Раб стоял, глядя им вслед. Он не двинулся с места — только качнул головой.
— Мурад! — закричала она. Ксавье все понял.
— Давай, парень, у нас мало времени. Мы должны сейчас же бежать — иначе не успеем выбраться из гавани!
— Нет! — отвечал Мурад, и слезы на его прекрасном лице смешались с кровью и потом. — Я желаю вам счастья — и да пребудет с вами великий Аллах!
Блэкуэллу было невдомек такое упрямство — да и не было времени в нем разбираться. А кроме того, он сам был человеком с железной волей и отлично понимал, когда сталкивался с чем-то подобным. Судя по всему, решение раба остаться было незыблемым. Капитан взял Алекс за руку и сказал:
— Бежим.
Ее сердце разрывалось от горя. Слезы застилали глаза. Алекс не в силах была сдвинуться с места.
— Пожалуйста, беги с нами! Ну хотя бы выберись из Триполи!
— Мое место здесь. Прощай, Алекс! — сдавленно произнес он. — Я тебя люблю!
Алекс зарыдала. Ксавье подхватил ее за талию, и они побежали догонять остальных моряков.
Часть четвертая
ВОЗВРАЩЕНИЕ
Глава 39
Алекс, полуживая от усталости, лежала на узкой койке. Каждое движение давалось с трудом, но о сне не могло быть и речи. Душа ее ликовала. Они сбежали!
Они изменили ход истории.
Словно пузырьки в шампанском, где-то в груди вскипал смех. Она не удержалась и хихикнула.
Алекс отвели личную каюту коммодора Пребла. Как только она ступила на борт флагмана, сей джентльмен с чувством поцеловал ей руку, осведомился о ее здоровье и посетовал на недосмотр властей Соединенных Штатов, попустительствовавших почти двухгодичному содержанию в плену их соотечественницы. Коммодор непременно желал, чтобы гостья занимала его каюту.

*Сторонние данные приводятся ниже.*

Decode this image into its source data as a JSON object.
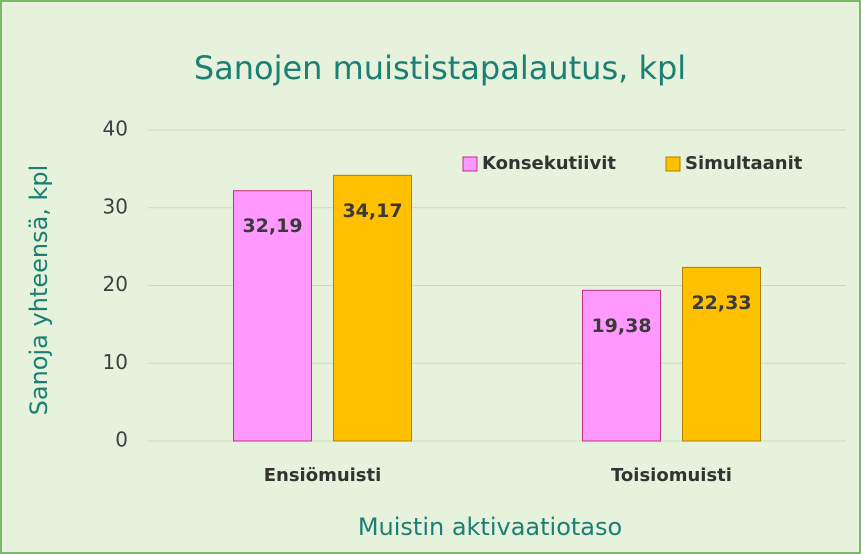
{
  "chart_data": {
    "type": "bar",
    "title": "Sanojen muististapalautus, kpl",
    "xlabel": "Muistin aktivaatiotaso",
    "ylabel": "Sanoja yhteensä, kpl",
    "categories": [
      "Ensiömuisti",
      "Toisiomuisti"
    ],
    "series": [
      {
        "name": "Konsekutiivit",
        "color": "#ff99ff",
        "values": [
          32.19,
          19.38
        ],
        "value_labels": [
          "32,19",
          "19,38"
        ]
      },
      {
        "name": "Simultaanit",
        "color": "#ffc000",
        "values": [
          34.17,
          22.33
        ],
        "value_labels": [
          "34,17",
          "22,33"
        ]
      }
    ],
    "ylim": [
      0,
      40
    ],
    "yticks": [
      0,
      10,
      20,
      30,
      40
    ],
    "grid": true,
    "legend": "top-right"
  }
}
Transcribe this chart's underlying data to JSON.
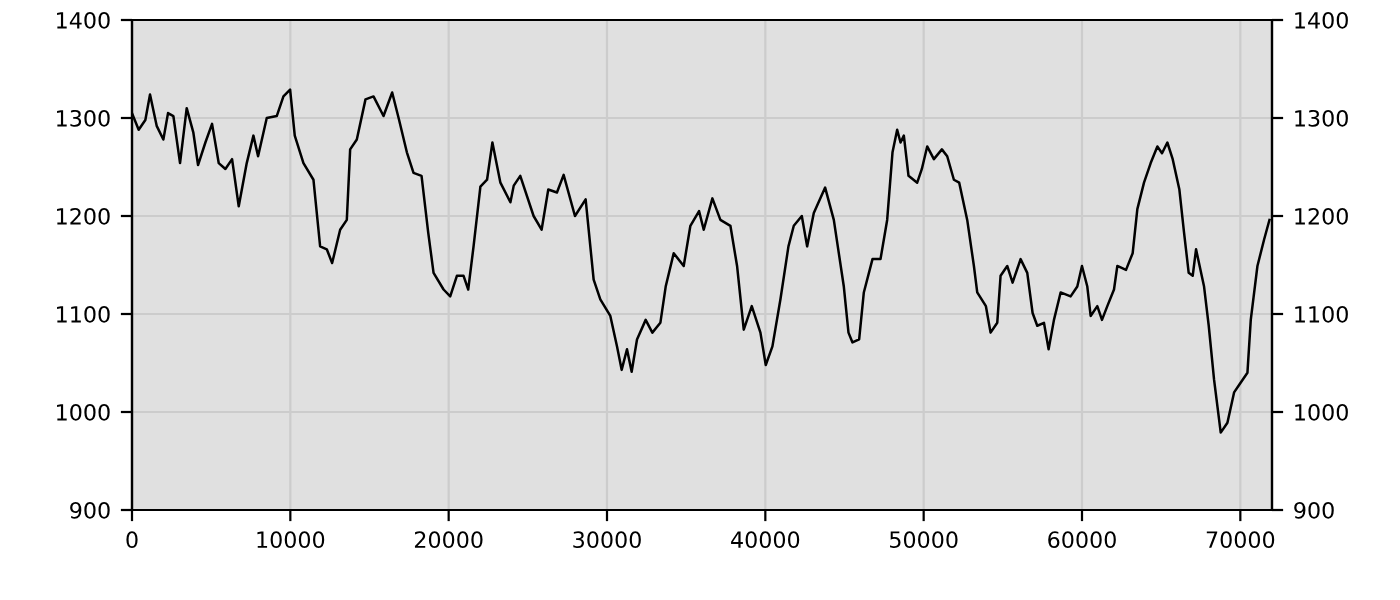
{
  "chart_data": {
    "type": "line",
    "x": [
      0,
      421,
      843,
      1138,
      1559,
      1980,
      2275,
      2613,
      3034,
      3455,
      3876,
      4171,
      4635,
      5056,
      5477,
      5899,
      6320,
      6741,
      7247,
      7668,
      7963,
      8511,
      9142,
      9564,
      9986,
      10280,
      10828,
      11460,
      11882,
      12303,
      12640,
      13146,
      13567,
      13778,
      14199,
      14747,
      15253,
      15885,
      16432,
      16854,
      17360,
      17781,
      18287,
      18709,
      19046,
      19678,
      20098,
      20519,
      20941,
      21235,
      21572,
      22004,
      22425,
      22762,
      23268,
      23900,
      24110,
      24522,
      25364,
      25870,
      26291,
      26839,
      27261,
      27977,
      28651,
      29157,
      29578,
      30210,
      30630,
      30926,
      31263,
      31558,
      31895,
      32443,
      32864,
      33370,
      33707,
      34213,
      34845,
      35266,
      35814,
      36109,
      36656,
      37162,
      37794,
      38215,
      38637,
      39143,
      39690,
      40027,
      40448,
      40954,
      41460,
      41797,
      42303,
      42640,
      43061,
      43777,
      44325,
      44957,
      45252,
      45504,
      45925,
      46221,
      46768,
      47274,
      47695,
      48032,
      48327,
      48538,
      48748,
      49043,
      49591,
      49886,
      50223,
      50645,
      51151,
      51487,
      51909,
      52245,
      52751,
      53173,
      53383,
      53931,
      54226,
      54647,
      54858,
      55279,
      55616,
      56122,
      56543,
      56880,
      57175,
      57597,
      57891,
      58229,
      58650,
      59282,
      59703,
      59998,
      60335,
      60546,
      60967,
      61262,
      61599,
      62021,
      62231,
      62779,
      63200,
      63495,
      63916,
      64338,
      64760,
      65054,
      65391,
      65728,
      66150,
      66445,
      66739,
      66992,
      67203,
      67709,
      68004,
      68341,
      68762,
      69184,
      69605,
      69942,
      70448,
      70659,
      71080,
      71502,
      71839
    ],
    "series": [
      {
        "color": "#000000",
        "values": [
          1305,
          1288,
          1298,
          1324,
          1292,
          1278,
          1305,
          1302,
          1254,
          1310,
          1285,
          1252,
          1275,
          1294,
          1254,
          1248,
          1258,
          1210,
          1254,
          1282,
          1261,
          1300,
          1302,
          1322,
          1329,
          1282,
          1254,
          1237,
          1169,
          1166,
          1152,
          1186,
          1196,
          1268,
          1278,
          1319,
          1322,
          1302,
          1326,
          1299,
          1265,
          1244,
          1241,
          1183,
          1142,
          1125,
          1118,
          1139,
          1139,
          1125,
          1169,
          1230,
          1237,
          1275,
          1234,
          1214,
          1231,
          1241,
          1200,
          1186,
          1227,
          1224,
          1242,
          1200,
          1217,
          1135,
          1115,
          1098,
          1067,
          1043,
          1064,
          1041,
          1074,
          1094,
          1081,
          1091,
          1128,
          1162,
          1149,
          1190,
          1205,
          1186,
          1218,
          1196,
          1190,
          1149,
          1084,
          1108,
          1081,
          1048,
          1067,
          1115,
          1169,
          1190,
          1200,
          1169,
          1203,
          1229,
          1196,
          1128,
          1081,
          1071,
          1074,
          1122,
          1156,
          1156,
          1196,
          1265,
          1288,
          1275,
          1282,
          1241,
          1234,
          1248,
          1271,
          1258,
          1268,
          1261,
          1237,
          1234,
          1196,
          1149,
          1122,
          1108,
          1081,
          1091,
          1139,
          1149,
          1132,
          1156,
          1142,
          1101,
          1088,
          1091,
          1064,
          1094,
          1122,
          1118,
          1128,
          1149,
          1128,
          1098,
          1108,
          1094,
          1108,
          1125,
          1149,
          1145,
          1162,
          1207,
          1234,
          1254,
          1271,
          1264,
          1275,
          1258,
          1227,
          1183,
          1142,
          1139,
          1166,
          1128,
          1088,
          1033,
          979,
          989,
          1020,
          1028,
          1040,
          1094,
          1149,
          1176,
          1196
        ]
      }
    ],
    "xlim": [
      0,
      72000
    ],
    "xticks": [
      0,
      10000,
      20000,
      30000,
      40000,
      50000,
      60000,
      70000
    ],
    "ylim": [
      900,
      1400
    ],
    "yticks": [
      900,
      1000,
      1100,
      1200,
      1300,
      1400
    ],
    "y2lim": [
      900,
      1400
    ],
    "y2ticks": [
      900,
      1000,
      1100,
      1200,
      1300,
      1400
    ],
    "grid": true,
    "legend": false,
    "marker": "none",
    "line_style": "solid"
  }
}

Алекс устало прикрыла глаза. Она все еще с трудом верила в происходившее. Она свободна, совершенно свободна, и она вместе с Блэкуэллом. Она на борту флагмана Пребла и только что выбралась из самой гущи настоящего морского боя, и собственными глазами видела множество памятных исторических событий. Боже милостивый! Хотела бы она знать, что ждет ее теперь?

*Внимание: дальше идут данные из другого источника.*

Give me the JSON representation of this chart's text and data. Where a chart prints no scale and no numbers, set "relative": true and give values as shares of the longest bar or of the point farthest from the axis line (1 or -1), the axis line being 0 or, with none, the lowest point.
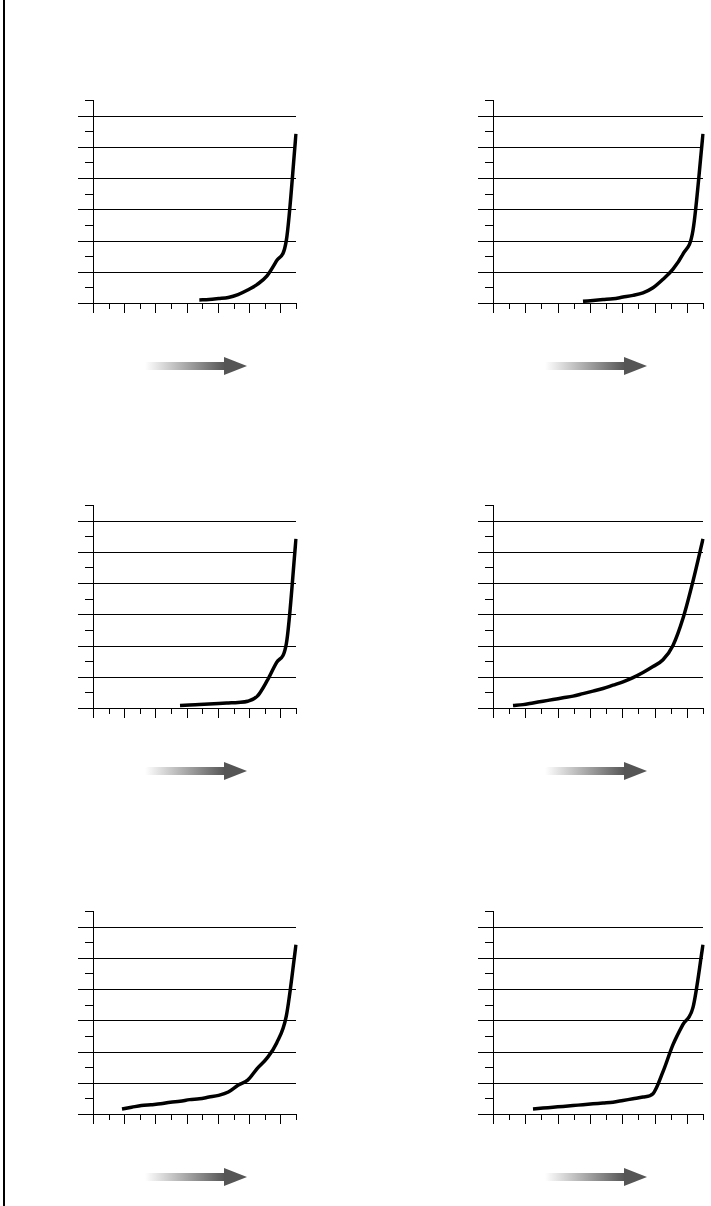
{
  "chart_data": [
    {
      "type": "line",
      "relative": true,
      "grid": "y",
      "marker": "none",
      "categories": [
        null,
        null,
        null,
        null,
        null,
        null,
        null,
        null,
        null,
        null,
        null,
        null,
        null,
        null,
        null,
        null,
        null,
        null,
        null,
        null,
        null,
        null
      ],
      "series": [
        {
          "color": "#000000",
          "values": [
            null,
            null,
            null,
            null,
            null,
            null,
            null,
            null,
            null,
            null,
            null,
            0.018,
            0.02,
            0.026,
            0.033,
            0.05,
            0.077,
            0.11,
            0.16,
            0.25,
            0.37,
            1
          ]
        }
      ]
    },
    {
      "type": "line",
      "relative": true,
      "grid": "y",
      "marker": "none",
      "categories": [
        null,
        null,
        null,
        null,
        null,
        null,
        null,
        null,
        null,
        null,
        null,
        null,
        null,
        null,
        null,
        null,
        null,
        null,
        null,
        null,
        null,
        null
      ],
      "series": [
        {
          "color": "#000000",
          "values": [
            null,
            null,
            null,
            null,
            null,
            null,
            null,
            null,
            null,
            0.01,
            0.015,
            0.02,
            0.025,
            0.035,
            0.045,
            0.06,
            0.09,
            0.14,
            0.2,
            0.29,
            0.43,
            1
          ]
        }
      ]
    },
    {
      "type": "line",
      "relative": true,
      "grid": "y",
      "marker": "none",
      "categories": [
        null,
        null,
        null,
        null,
        null,
        null,
        null,
        null,
        null,
        null,
        null,
        null,
        null,
        null,
        null,
        null,
        null,
        null,
        null,
        null,
        null,
        null
      ],
      "series": [
        {
          "color": "#000000",
          "values": [
            null,
            null,
            null,
            null,
            null,
            null,
            null,
            null,
            null,
            0.015,
            0.018,
            0.021,
            0.024,
            0.027,
            0.03,
            0.033,
            0.04,
            0.07,
            0.16,
            0.27,
            0.38,
            1
          ]
        }
      ]
    },
    {
      "type": "line",
      "relative": true,
      "grid": "y",
      "marker": "none",
      "categories": [
        null,
        null,
        null,
        null,
        null,
        null,
        null,
        null,
        null,
        null,
        null,
        null,
        null,
        null,
        null,
        null,
        null,
        null,
        null,
        null,
        null,
        null
      ],
      "series": [
        {
          "color": "#000000",
          "values": [
            null,
            null,
            0.015,
            0.02,
            0.03,
            0.04,
            0.05,
            0.06,
            0.07,
            0.085,
            0.1,
            0.115,
            0.135,
            0.155,
            0.18,
            0.21,
            0.245,
            0.285,
            0.37,
            0.53,
            0.75,
            1
          ]
        }
      ]
    },
    {
      "type": "line",
      "relative": true,
      "grid": "y",
      "marker": "none",
      "categories": [
        null,
        null,
        null,
        null,
        null,
        null,
        null,
        null,
        null,
        null,
        null,
        null,
        null,
        null,
        null,
        null,
        null,
        null,
        null,
        null,
        null,
        null
      ],
      "series": [
        {
          "color": "#000000",
          "values": [
            null,
            null,
            null,
            0.03,
            0.04,
            0.05,
            0.055,
            0.06,
            0.07,
            0.075,
            0.085,
            0.09,
            0.1,
            0.11,
            0.13,
            0.17,
            0.2,
            0.27,
            0.33,
            0.42,
            0.58,
            1
          ]
        }
      ]
    },
    {
      "type": "line",
      "relative": true,
      "grid": "y",
      "marker": "none",
      "categories": [
        null,
        null,
        null,
        null,
        null,
        null,
        null,
        null,
        null,
        null,
        null,
        null,
        null,
        null,
        null,
        null,
        null,
        null,
        null,
        null,
        null,
        null
      ],
      "series": [
        {
          "color": "#000000",
          "values": [
            null,
            null,
            null,
            null,
            0.03,
            0.035,
            0.04,
            0.045,
            0.05,
            0.055,
            0.06,
            0.065,
            0.07,
            0.08,
            0.09,
            0.1,
            0.12,
            0.25,
            0.41,
            0.53,
            0.63,
            1
          ]
        }
      ]
    }
  ]
}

Не оставляло сомнений, что Ксавье не пожалел жизни, чтобы вызволить ее из плена, — значит, он ее любит. Так почему бы им не быть вместе навсегда? Во всяком случае, о возвращении в двадцатый век вопрос отпал сам собою: ведь голубая масляная лампа все равно сгинула вместе с Зу.
Дверь в каюту отворилась.
Алекс прищурилась, всматриваясь в полумрак, и охнула. На пороге стоял Блэкуэлл, высоко подняв зажженную лампу. Он смотрел на Алекс.
Она медленно села.
Как всегда, при виде Ксавье у нее захватило дух, а сердце бешено застучало. Он был в грязной одежде, однако успел смыть с лица кровь и грязь. И конечно, он уже давно сбрил отросшую в рабстве бороду. Несмотря на рваную одежду, на висевшую на перевязи руку и повязку на голове, он все равно ослеплял своим великолепием.
— Я не хотел тебя будить, — сказал Ксавье.

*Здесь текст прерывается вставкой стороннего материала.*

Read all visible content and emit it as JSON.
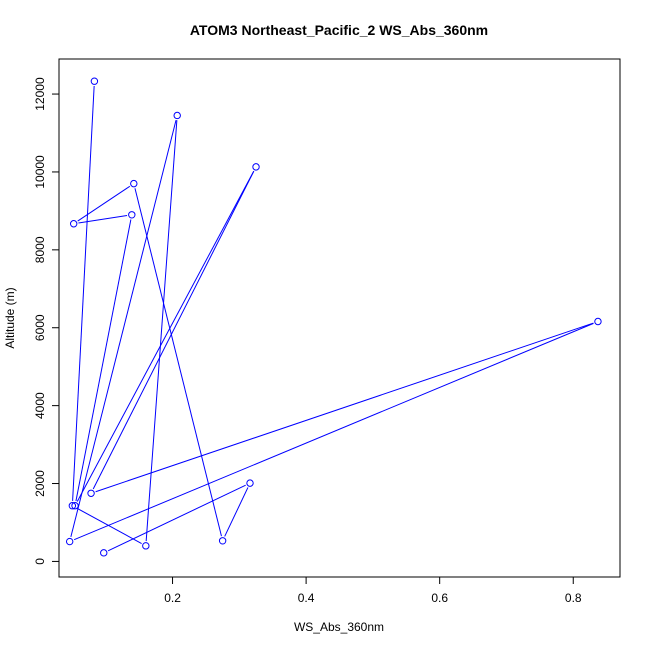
{
  "chart_data": {
    "type": "line",
    "title": "ATOM3 Northeast_Pacific_2 WS_Abs_360nm",
    "xlabel": "WS_Abs_360nm",
    "ylabel": "Altitude (m)",
    "xlim": [
      0.03,
      0.87
    ],
    "ylim": [
      -400,
      12900
    ],
    "xticks": [
      0.2,
      0.4,
      0.6,
      0.8
    ],
    "yticks": [
      0,
      2000,
      4000,
      6000,
      8000,
      10000,
      12000
    ],
    "xtick_labels": [
      "0.2",
      "0.4",
      "0.6",
      "0.8"
    ],
    "ytick_labels": [
      "0",
      "2000",
      "4000",
      "6000",
      "8000",
      "10000",
      "12000"
    ],
    "grid": false,
    "color": "#0000ff",
    "marker": "open-circle",
    "series": [
      {
        "x": [
          0.097,
          0.316,
          0.275,
          0.142,
          0.052,
          0.139,
          0.054,
          0.325,
          0.078,
          0.837,
          0.046,
          0.207,
          0.16,
          0.05,
          0.083
        ],
        "y": [
          220,
          2010,
          530,
          9700,
          8670,
          8900,
          1430,
          10130,
          1750,
          6160,
          510,
          11450,
          400,
          1430,
          12330
        ]
      }
    ]
  }
}
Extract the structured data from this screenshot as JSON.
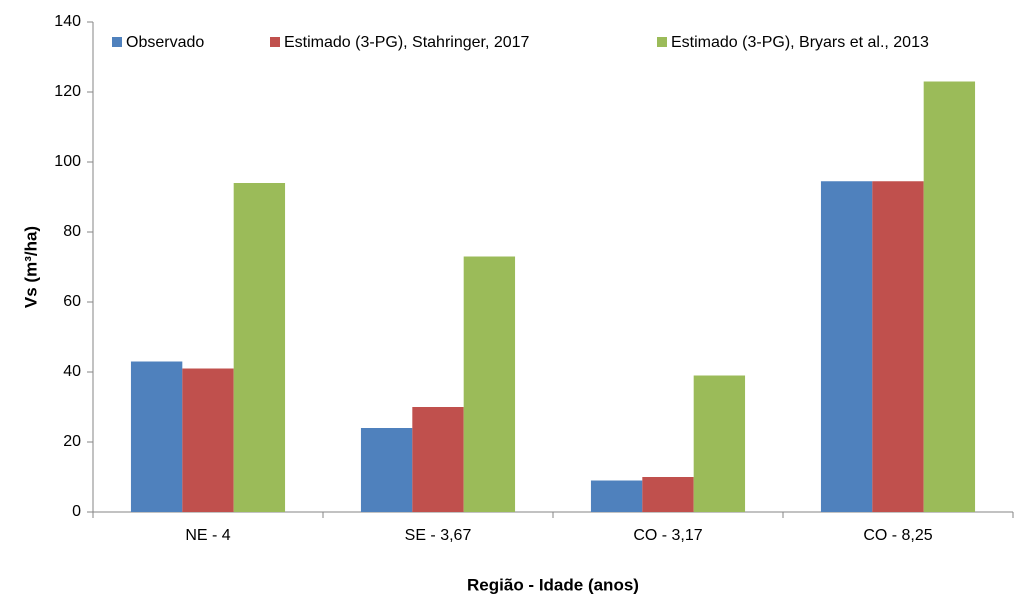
{
  "chart_data": {
    "type": "bar",
    "categories": [
      "NE - 4",
      "SE - 3,67",
      "CO - 3,17",
      "CO - 8,25"
    ],
    "series": [
      {
        "name": "Observado",
        "color": "#4f81bd",
        "values": [
          43,
          24,
          9,
          94.5
        ]
      },
      {
        "name": "Estimado (3-PG), Stahringer, 2017",
        "color": "#c0504d",
        "values": [
          41,
          30,
          10,
          94.5
        ]
      },
      {
        "name": "Estimado (3-PG), Bryars et al., 2013",
        "color": "#9bbb59",
        "values": [
          94,
          73,
          39,
          123
        ]
      }
    ],
    "ylim": [
      0,
      140
    ],
    "yticks": [
      0,
      20,
      40,
      60,
      80,
      100,
      120,
      140
    ],
    "ylabel": "Vs (m³/ha)",
    "xlabel": "Região - Idade (anos)",
    "grid": false,
    "legend": "top"
  }
}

Алекс нервно облизнула губы. Ах, как бы ей хотелось оказаться в его объятиях! Прижаться к нему!
— Я не спала. Разве я смогла бы заснуть? Ксавье… спасибо тебе за все.
Его ноздри затрепетали. Между ними возникло нечто новое. Теперь они понимали, что их встреча неизбежна и что попытка расстаться была и будет огромной ошибкой.
— Я не мог бросить тебя одну в Триполи, Александра.
Алекс спустила ноги с койки. На ней все еще было мусульманское одеяние. Наверняка оно выглядело таким же грязным и изодранным, как и его.
— Пожалуйста, войди.
— Этого не следует делать, — неохотно возразил он.
Алекс удивленно захлопала ресницами и несмело улыбнулась, догадавшись, что Ксавье беспокоится о ее репутации.
— Меня не волнует то, что подумают на корабле. Они и так наверняка не скажут обо мне ничего хорошего. Ведь я целых два года провела в гареме.
— Никому и в голову не приходит думать о тебе подобным образом, — резко ответил он. — Никому и в голову не приходит ничего, кроме того, что ты отважна и прекрасна.